Now the Korean Film Festival is a very successful season that runs here in London every year, it’s really grown over the years and manages to secure big names stars and a great selection of new Korean films. What we’re going to look at though is one very specific things about it, the fact that for a couple of years all their films used to be FREE ENTRY!


Yes when the festival was at The Prince Charles Cinema they used to let everyone in free, which of course lead a massive turn out, with huge queues stretching all the way back into Leicester Square, all of which made actually getting a very challenging experience. But it was worth, just to see the incredible Taegukgi (aka Brotherhood) on the big screen with a completely packed house! After a couple of years the festival reverted back to regular tickets, but the utterly fantastic idea of having all films playing for free really was a great way to get a real buzz going around the festival, we probably won’t see anyone else doing that again for a really long time!

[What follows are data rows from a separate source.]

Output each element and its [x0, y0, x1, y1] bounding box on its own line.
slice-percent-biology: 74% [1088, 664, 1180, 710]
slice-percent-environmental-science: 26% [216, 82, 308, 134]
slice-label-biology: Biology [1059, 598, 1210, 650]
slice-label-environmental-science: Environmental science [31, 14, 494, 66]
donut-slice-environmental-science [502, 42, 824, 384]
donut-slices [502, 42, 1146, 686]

Now let’s head back to the mid-2000s and take a look at Firecracker, who for a few years during that time kept the flag flying for Asian films in London with their amazing film festival and free magazine.


Firecracker was pure class from start to finish, from the superbly stylish magazine, packed with Asian film news and reviews, to their impeccably programmed festival, everything was put together to create a coherent and impressive look and feel to their organisation. Run by Erica & Nick, Firecracker launched as an online magazine first and then moved into film screenings with their festival before launching the free physical magazine which was distributed around cinemas in London.



What really made Firecracker so strong though was their great film programing, they weren’t afraid to take chance and screen films and genres that didn’t really get an attention elsewhere. From a retrospective of the Grace Chang film from Cathay studios, to a season covering the Bollywood crime films of director Ram Gopal Varma and dedicated strands looking at cinema from the Philippines and beyond, Firecracker did a great job of championing films that just didn’t pop up at any other festivals.


A far as I can remember the final Firecracker event took place in May 2007, a free double bill of films directed by Bobby SuarezOne Armed Executioner and They Call Her Cleopatra Wong. Sponsored by Tiger Beer it was a great night with a huge turnout and served as a fitting final event for a great organisation.